Cat owners are much more concerned about the welfare of their pet than the risk they pose to wildlife when roaming freely, an international study has found.
Murdoch University researchers in Perth surveyed more than 1,700 kitty owners and non-cat owners from Australia, New Zealand, the UK, USA, China and Japan, and found stark differences in practices towards pet cats’ interactions within wildlife.
The study found, in general, to change cat owners’ attitudes about the detrimental impact cats have on wildlife, the emphasis had to be put on the welfare of the cat itself.
But it did reveal Australians were most likely to be concerned with wildlife predation and, along with Japan, felt most strongly that cats should be kept in during the night.
Associate Professor Michael Calver said whereas in the UK, irrespective of cat ownership, residents are emphatically of the opinion there really is not a problem at all with cats and wildlife.
“Only 12 per cent of owners agreed that wildlife predation is a serious issue … legislation is unwanted and there is very little support for the confinement of pet cats,” he stated.

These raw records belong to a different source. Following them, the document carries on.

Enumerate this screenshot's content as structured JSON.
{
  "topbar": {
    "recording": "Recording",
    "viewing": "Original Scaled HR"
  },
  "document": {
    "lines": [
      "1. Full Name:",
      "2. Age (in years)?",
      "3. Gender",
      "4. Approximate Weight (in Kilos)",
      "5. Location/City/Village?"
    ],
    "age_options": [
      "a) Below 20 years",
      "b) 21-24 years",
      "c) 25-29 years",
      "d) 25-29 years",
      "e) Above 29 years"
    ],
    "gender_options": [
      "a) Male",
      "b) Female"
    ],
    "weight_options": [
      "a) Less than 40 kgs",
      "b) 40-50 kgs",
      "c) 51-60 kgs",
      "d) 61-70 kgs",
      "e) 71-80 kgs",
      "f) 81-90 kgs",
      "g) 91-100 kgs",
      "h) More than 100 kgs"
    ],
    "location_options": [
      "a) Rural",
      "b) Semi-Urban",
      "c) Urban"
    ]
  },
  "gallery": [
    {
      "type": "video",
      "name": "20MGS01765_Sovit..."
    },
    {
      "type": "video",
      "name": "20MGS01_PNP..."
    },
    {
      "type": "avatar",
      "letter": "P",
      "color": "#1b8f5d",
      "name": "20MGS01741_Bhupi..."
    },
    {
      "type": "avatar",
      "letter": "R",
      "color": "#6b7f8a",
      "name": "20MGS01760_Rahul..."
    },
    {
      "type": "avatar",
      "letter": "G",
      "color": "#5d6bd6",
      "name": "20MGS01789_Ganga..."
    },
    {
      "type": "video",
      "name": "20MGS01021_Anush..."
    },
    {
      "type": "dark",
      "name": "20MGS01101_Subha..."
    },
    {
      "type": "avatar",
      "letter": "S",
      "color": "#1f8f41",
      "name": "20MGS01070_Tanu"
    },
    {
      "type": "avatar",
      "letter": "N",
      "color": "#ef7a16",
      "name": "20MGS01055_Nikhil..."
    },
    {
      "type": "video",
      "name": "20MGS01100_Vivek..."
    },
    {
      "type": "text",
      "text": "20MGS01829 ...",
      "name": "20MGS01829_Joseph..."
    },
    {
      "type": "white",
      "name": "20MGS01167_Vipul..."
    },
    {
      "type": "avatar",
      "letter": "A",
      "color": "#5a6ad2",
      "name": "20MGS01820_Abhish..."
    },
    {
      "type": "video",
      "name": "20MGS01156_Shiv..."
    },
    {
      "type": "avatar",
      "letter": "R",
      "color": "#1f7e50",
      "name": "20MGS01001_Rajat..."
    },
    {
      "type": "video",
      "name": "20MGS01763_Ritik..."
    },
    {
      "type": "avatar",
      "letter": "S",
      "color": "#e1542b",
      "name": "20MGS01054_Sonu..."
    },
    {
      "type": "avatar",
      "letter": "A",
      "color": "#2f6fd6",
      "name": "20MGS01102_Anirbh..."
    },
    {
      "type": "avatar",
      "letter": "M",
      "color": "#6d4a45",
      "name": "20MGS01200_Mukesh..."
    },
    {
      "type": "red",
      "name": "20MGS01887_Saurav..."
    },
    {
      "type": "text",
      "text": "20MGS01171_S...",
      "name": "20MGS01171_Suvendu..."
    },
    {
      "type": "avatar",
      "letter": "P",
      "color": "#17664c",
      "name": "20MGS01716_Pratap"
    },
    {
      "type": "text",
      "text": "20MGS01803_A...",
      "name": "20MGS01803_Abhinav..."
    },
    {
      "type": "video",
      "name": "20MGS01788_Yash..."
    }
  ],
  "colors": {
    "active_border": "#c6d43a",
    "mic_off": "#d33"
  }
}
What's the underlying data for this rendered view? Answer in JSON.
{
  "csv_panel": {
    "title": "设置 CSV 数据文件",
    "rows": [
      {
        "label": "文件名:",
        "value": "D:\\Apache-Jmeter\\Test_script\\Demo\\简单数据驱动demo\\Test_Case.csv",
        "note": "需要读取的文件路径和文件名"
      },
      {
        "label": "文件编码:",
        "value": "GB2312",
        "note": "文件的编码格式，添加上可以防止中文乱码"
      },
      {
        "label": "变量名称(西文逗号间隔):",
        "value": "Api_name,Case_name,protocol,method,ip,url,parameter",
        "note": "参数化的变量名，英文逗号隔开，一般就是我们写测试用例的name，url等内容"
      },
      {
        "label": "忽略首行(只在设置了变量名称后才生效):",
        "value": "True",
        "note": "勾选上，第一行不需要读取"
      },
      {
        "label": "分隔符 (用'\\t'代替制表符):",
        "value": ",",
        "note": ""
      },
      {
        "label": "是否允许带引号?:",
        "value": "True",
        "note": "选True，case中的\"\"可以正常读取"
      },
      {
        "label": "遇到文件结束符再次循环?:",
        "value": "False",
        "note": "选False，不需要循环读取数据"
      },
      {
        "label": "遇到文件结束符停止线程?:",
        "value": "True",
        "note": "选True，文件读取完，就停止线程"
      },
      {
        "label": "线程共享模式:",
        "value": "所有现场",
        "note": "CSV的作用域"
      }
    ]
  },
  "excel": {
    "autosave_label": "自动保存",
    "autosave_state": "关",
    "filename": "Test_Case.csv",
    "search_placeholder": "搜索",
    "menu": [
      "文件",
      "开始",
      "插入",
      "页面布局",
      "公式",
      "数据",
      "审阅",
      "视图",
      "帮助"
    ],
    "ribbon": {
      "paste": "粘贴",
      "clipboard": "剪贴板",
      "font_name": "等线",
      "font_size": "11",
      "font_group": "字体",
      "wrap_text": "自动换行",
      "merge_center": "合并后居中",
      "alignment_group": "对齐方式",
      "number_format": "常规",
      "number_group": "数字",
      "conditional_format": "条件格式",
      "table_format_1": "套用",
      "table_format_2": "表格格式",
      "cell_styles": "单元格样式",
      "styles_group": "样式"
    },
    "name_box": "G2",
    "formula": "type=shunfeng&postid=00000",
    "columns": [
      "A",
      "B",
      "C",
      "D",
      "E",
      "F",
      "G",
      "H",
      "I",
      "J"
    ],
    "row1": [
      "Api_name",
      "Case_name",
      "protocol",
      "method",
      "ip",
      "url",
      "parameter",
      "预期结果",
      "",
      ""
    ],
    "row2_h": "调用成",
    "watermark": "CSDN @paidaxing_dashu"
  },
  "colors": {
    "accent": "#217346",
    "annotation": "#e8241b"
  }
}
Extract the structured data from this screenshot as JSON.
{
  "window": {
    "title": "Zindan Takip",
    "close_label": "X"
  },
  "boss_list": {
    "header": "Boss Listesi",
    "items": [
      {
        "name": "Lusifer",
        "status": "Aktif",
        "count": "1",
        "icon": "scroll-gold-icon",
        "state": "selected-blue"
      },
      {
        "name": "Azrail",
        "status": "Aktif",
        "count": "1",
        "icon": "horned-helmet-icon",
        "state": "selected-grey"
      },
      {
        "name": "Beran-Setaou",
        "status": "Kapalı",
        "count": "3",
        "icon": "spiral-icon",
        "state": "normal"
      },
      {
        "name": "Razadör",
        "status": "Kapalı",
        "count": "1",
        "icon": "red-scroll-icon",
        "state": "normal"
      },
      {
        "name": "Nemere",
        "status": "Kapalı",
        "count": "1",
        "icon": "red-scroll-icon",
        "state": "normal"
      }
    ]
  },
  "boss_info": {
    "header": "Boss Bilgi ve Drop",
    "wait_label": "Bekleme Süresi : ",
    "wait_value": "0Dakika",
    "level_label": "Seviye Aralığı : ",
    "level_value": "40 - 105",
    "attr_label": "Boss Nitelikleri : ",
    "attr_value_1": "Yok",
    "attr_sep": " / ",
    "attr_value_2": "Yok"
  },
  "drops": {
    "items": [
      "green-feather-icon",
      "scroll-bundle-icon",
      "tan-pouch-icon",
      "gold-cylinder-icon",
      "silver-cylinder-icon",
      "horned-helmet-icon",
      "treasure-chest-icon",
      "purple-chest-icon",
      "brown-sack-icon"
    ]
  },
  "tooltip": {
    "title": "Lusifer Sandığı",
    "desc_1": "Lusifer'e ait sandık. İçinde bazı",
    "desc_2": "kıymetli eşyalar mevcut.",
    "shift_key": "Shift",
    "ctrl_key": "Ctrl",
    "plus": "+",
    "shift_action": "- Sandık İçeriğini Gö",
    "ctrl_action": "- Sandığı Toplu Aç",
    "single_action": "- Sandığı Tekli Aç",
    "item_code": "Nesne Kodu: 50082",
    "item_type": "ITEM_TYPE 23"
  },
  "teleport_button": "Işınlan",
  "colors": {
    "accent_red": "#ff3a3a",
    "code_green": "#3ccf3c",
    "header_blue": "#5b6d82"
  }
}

The study also found New Zealand and Chinese cat owners are much less concerned about the impact of roaming cats on native wildlife than Australians.
“There are very, very big differences and in what owners do depending on where they live. Wildlife and cats don’t mix and we need to do something about it,” he went on to say.
Mr Calver stated owning practices would be more influenced by campaigns that tackle cat welfare rather than the risks to wildlife.
“It would seem that cat owners certainly won’t respond to pleas to keep your cat a certain way to protect wildlife. They are far more likely to respond to is a plea to look after the cat for cat’s own welfare,” he continued.
Cats restrictions should be the same as dogs, researchers go on to say.
Mr Calver said that restrictions on cat ownership should be similar to pet dogs.
“Thirty or 40 years ago people’s dogs roamed freely … now if we take them out it is on leads or especially designed areas. With cats it seems unnatural and artificial but give it another 20 years we will look back and wonder why we ever let them out,” he stated.
Mr Calver said that a significant proportion of cat owners in Australia do already take measures to protect wildlife such as putting bells on collars and by keeping the cat in at night.
However he also said that more must be done to discourage owners from allowing their cats roam freely.
“We can’t grasp that what we are doing is actually hazardous to them. It’s very dangerous for cats to roam in cities, they get hit by cars, get in cat fights, get injured by angry neighbors … transmit diseases,” he explained.
PhD researcher Catherine Hall said it was important to understand the actual attitudes of cat owners to draft effective regulations.
“Roaming cats also risk injury or death which can be emotionally and financially costly to owners,” she went on to say.
“This allows governing authorities to create effective regulations sensitive to local situations that are more likely to be accepted, and identifies areas where targeted education may encourage compliance.”